Andrew Tyrie, the MP who chairs the parliamentary treasury select committee is demanding action on the state of banks’ IT systems, firstly calling for regulators to improve both security and resilience following a string of system failures.
Tyrie has written to the heads of both the Financial Conduct Authority and the Bank of England’s Prudential Regulation Authority in the wake of high-street banks suffering IT failures over the past seven months.
In a letter to Andrew Bailey, Bank of England deputy governor for prudential regulation, Mr Tyrie wrote: “Every few months we have yet another IT failure at a major bank. These IT blunders and weaknesses are exposing millions of people to uncertainty, disruption and sometimes distress. Businesses suffer, too. We can’t carry on like this.”

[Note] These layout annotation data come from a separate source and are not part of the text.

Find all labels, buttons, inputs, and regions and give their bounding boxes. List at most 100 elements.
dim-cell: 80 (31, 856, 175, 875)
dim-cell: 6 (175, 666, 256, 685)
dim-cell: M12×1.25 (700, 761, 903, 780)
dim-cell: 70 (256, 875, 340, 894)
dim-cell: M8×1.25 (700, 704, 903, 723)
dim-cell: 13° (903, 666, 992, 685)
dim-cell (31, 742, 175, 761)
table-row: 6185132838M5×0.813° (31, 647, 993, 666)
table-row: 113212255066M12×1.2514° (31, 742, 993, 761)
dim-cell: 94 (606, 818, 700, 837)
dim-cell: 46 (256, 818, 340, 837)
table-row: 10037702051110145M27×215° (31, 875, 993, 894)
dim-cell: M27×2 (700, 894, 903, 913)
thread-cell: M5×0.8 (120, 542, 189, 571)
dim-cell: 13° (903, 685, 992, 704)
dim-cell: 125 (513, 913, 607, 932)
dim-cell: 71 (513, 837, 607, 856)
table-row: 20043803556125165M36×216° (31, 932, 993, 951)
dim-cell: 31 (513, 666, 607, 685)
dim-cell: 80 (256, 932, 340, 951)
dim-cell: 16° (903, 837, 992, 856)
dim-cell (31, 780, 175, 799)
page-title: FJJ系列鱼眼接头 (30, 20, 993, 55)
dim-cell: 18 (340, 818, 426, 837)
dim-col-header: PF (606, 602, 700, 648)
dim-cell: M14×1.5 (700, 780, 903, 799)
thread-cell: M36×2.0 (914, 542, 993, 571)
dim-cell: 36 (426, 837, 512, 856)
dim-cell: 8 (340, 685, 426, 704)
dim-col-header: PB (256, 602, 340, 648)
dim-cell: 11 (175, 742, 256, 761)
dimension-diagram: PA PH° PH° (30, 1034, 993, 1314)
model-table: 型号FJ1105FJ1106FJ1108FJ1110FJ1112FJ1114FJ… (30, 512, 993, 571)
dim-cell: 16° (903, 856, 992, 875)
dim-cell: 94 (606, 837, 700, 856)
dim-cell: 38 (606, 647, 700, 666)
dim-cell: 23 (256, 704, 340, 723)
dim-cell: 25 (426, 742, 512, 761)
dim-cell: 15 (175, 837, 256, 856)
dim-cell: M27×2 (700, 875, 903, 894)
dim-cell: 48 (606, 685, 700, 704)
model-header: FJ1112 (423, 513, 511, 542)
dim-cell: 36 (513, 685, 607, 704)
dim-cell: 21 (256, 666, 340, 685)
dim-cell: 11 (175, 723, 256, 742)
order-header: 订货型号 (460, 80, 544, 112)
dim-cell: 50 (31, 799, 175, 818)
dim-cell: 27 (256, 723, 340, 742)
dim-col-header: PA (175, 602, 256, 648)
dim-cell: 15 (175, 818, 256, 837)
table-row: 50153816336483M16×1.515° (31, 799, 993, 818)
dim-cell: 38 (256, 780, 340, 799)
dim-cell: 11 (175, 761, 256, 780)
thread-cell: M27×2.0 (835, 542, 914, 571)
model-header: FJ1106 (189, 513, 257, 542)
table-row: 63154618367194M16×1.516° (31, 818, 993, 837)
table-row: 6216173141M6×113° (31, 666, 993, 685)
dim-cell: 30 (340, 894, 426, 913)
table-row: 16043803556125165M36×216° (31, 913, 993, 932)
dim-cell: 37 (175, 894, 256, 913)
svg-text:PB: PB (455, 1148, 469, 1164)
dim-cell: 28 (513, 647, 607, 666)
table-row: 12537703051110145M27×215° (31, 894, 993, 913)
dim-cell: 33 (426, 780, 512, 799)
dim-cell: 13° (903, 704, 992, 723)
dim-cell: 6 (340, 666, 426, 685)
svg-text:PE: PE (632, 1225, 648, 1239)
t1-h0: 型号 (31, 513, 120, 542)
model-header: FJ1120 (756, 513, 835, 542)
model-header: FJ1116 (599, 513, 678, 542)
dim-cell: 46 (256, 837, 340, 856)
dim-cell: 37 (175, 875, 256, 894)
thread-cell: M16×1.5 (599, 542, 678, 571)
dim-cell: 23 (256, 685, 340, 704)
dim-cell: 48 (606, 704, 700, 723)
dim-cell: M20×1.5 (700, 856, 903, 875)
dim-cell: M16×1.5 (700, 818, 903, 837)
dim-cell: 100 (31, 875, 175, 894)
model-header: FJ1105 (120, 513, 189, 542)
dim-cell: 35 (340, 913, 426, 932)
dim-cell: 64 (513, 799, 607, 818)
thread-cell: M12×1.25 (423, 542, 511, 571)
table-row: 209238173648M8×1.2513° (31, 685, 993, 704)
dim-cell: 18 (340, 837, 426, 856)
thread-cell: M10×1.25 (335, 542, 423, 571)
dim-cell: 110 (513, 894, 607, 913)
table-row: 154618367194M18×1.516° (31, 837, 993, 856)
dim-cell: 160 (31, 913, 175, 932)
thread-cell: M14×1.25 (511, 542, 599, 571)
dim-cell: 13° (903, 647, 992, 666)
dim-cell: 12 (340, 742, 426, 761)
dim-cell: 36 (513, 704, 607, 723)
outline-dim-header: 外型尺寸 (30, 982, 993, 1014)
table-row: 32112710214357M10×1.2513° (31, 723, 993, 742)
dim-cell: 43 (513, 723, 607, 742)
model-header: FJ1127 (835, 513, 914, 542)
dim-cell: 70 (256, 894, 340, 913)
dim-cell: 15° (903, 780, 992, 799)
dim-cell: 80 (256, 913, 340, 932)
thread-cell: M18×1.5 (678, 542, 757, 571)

Mr Tyrie wants the regulator to ensure banks have a designated board member who will take responsibility at lenders for IT risks. In his view this role shouldn’t just comprise of modernising IT systems but also improving cybersecurity.
The Bank of England has already clarified the need for tough controls against cyber attacks among the banks that they oversee, and conducts “close to mandatory” penetration testing of their systems.
The Royal Bank of Scotland, HSBC and Barclays all suffered failures in 2015. A system issue at HSBC earlier this month resulted in online customers being blocked from their accounts for two days, with some incorrectly being charged overdraft fees. In this case, the bank ruled out a cyber attack as a cause.
Banks around the world are estimated to spend about $200bn a year on their IT. Their systems are often described as “spaghetti factories” of old systems patched together in a piecemeal way following acquisitions and product launches. Overhauling a whole system would be costly and time-consuming and a network would be likely to have to be temporarily shut down. While the unique patchwork of each bank’s systems means cyber specialists cannot work on commoditised solutions. IT security specialists among the regulators, meanwhile, are also thin on the ground.
So this issue clearly isn’t just about external threats but is also closely connected to how IT systems are managed and controlled. These capabilities must be deemed as important if banks are to be able to identify the causes of major system issues and be able to respond them before they impact their customers and the businesses that rely on them.